Because our stories are written at our first try without prior editing and embellishments to both the language and the plotlines, we have to edit more than others do. Even before finishing our drafts, we already have to take the time to pause and edit because otherwise, the plot holes in our stories will make the major revising process later much more inconvenient.


It is in the editing process where we finally get to see our stories for how they have turned out. It is also at this stage where we decide where else our stories can go and where they should have not. Because as Pantsers, we subscribe more to the freewriting process, in the editing stages, we may find that we have written more parts than what is necessary for our story.
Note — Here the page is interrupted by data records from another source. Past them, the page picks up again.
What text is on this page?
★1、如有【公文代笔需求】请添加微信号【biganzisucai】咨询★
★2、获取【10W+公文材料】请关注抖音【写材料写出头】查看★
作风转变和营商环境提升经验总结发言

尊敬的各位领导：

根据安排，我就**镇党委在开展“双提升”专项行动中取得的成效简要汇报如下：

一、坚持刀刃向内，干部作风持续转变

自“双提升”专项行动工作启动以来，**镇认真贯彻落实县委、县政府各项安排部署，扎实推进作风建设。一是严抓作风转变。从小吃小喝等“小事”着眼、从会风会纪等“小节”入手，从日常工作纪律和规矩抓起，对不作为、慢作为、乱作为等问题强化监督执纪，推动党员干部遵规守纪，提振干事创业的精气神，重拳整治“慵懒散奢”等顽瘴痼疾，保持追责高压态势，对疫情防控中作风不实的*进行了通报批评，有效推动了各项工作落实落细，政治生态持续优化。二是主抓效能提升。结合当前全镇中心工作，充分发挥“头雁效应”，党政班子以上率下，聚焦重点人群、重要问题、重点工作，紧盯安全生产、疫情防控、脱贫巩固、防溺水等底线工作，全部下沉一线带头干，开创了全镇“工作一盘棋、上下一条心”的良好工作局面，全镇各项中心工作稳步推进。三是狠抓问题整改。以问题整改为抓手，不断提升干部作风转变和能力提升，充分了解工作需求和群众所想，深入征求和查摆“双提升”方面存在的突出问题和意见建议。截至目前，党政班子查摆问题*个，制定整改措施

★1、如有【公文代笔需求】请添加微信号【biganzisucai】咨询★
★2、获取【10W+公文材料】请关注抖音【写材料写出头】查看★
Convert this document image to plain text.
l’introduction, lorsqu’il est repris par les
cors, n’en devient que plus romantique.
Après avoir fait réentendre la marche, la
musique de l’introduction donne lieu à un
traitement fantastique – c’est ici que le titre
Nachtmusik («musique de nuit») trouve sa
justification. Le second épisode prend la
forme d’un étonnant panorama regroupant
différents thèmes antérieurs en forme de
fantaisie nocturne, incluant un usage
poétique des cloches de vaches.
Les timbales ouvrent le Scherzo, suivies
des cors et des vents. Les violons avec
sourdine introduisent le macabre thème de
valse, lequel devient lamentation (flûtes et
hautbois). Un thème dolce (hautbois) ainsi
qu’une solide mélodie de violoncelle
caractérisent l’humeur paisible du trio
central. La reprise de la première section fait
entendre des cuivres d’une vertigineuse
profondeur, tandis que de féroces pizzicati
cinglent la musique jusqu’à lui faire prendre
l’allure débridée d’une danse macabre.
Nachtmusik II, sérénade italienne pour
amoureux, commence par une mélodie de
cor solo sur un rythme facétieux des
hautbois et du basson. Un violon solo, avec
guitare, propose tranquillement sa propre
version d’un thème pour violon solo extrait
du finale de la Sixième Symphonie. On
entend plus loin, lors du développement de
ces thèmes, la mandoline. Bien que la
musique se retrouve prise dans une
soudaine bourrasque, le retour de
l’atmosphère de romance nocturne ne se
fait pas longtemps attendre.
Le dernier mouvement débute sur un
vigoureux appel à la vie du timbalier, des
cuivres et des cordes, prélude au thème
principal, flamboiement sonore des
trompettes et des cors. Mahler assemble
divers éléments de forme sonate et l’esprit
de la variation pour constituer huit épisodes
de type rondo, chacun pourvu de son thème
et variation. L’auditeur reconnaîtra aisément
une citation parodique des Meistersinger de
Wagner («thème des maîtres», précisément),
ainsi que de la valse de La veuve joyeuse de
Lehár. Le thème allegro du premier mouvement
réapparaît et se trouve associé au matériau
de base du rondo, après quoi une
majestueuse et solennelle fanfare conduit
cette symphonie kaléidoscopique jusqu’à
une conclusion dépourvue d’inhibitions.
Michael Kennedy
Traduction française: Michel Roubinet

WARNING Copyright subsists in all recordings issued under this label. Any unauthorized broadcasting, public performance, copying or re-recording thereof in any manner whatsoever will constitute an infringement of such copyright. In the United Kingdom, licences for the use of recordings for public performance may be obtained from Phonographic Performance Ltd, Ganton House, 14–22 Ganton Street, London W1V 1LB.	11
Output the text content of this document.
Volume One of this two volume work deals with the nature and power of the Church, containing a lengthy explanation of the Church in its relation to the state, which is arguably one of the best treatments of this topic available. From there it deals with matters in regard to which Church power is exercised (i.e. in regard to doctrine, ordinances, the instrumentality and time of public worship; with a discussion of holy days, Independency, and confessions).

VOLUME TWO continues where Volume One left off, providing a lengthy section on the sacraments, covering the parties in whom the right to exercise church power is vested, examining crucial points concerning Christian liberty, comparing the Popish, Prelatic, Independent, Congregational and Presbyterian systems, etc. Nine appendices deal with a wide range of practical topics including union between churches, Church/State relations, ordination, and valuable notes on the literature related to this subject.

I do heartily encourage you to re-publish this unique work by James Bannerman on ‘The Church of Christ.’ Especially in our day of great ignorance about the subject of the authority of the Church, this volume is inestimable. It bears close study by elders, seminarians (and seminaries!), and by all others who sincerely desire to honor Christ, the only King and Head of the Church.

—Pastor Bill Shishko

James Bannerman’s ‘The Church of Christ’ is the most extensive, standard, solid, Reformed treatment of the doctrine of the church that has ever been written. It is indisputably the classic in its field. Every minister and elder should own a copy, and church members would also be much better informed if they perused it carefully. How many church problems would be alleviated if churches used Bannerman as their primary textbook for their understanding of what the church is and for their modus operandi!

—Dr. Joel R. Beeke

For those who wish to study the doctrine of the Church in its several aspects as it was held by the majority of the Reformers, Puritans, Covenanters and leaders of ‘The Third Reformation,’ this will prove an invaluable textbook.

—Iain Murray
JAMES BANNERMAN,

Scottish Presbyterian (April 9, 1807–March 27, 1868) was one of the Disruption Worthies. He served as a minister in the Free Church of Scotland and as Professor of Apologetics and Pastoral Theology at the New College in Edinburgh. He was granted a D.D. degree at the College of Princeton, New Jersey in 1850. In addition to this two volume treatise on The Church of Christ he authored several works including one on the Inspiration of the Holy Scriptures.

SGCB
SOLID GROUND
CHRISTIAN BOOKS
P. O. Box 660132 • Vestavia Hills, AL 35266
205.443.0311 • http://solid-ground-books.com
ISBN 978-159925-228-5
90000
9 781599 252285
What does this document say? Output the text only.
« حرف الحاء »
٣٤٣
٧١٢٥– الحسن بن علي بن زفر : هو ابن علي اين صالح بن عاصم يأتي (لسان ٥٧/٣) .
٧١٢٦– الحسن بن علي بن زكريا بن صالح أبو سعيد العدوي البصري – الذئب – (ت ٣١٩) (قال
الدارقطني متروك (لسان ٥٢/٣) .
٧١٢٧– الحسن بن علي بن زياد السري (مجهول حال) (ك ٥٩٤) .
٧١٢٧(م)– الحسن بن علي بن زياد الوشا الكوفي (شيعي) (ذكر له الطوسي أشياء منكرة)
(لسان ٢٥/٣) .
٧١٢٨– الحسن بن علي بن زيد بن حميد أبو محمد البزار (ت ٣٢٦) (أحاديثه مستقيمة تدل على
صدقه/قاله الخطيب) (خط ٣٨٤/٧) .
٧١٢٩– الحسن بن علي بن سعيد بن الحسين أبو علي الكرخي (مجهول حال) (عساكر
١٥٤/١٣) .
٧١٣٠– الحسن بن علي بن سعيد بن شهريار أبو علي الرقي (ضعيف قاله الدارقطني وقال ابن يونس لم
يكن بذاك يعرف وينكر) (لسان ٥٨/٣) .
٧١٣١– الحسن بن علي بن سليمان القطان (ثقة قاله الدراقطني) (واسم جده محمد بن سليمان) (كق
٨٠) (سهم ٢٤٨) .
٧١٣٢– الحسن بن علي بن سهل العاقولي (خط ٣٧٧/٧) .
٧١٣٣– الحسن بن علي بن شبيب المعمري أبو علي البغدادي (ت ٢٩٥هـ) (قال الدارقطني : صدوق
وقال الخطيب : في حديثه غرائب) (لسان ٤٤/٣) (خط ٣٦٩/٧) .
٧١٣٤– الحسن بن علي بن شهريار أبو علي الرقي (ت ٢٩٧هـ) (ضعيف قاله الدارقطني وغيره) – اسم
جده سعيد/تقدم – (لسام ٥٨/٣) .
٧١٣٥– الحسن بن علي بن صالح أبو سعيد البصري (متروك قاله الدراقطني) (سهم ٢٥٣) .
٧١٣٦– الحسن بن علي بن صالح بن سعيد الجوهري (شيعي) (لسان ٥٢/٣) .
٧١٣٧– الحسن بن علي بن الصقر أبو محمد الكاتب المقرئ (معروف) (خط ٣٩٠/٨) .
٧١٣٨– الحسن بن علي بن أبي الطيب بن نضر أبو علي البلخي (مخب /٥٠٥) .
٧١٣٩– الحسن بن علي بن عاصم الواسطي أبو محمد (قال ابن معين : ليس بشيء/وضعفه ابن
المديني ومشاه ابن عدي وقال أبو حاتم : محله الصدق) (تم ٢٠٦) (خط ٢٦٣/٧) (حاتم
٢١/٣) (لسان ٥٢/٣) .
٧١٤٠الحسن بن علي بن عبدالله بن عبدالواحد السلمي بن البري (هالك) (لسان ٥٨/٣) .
It is important then to identify which parts we can do without, which ones we believe deserve to be kept, and which ones are merely for rewriting.


Though our first draft may already be the Plotters’ third, it does not mean that the pieces of our stories will not fall into place. Eventually, they will. And though we may have to take the long way around, we Pantsers will always pave the paths for our voices and stories to come to life.




Design by Gabrielle Lopez



Two roads diverged in a wood, and I—

I took the one less traveled by,

And that has made all the difference.

- Robert Frost, The Road Not Taken



The Road Taken


Having taken into consideration all these factors, it is now in our hands whether or not we will pick up the pen and be Pantsers. Just remember to choose the method that you believe will not only give you a sense of enjoyment but will also make you grow as a writer. Be it the Plotter’s plans, the Pantser’s pants, or a mix of both—it is up to you. Whatever you choose, be prepared to overcome the drawbacks but take advantage as well of the benefits.



Either way, what is more important is that we choose to keep the art of writing alive by crafting our stories. What matters more is that for as long as we can and with as much heart as we have, we choose “the write things.”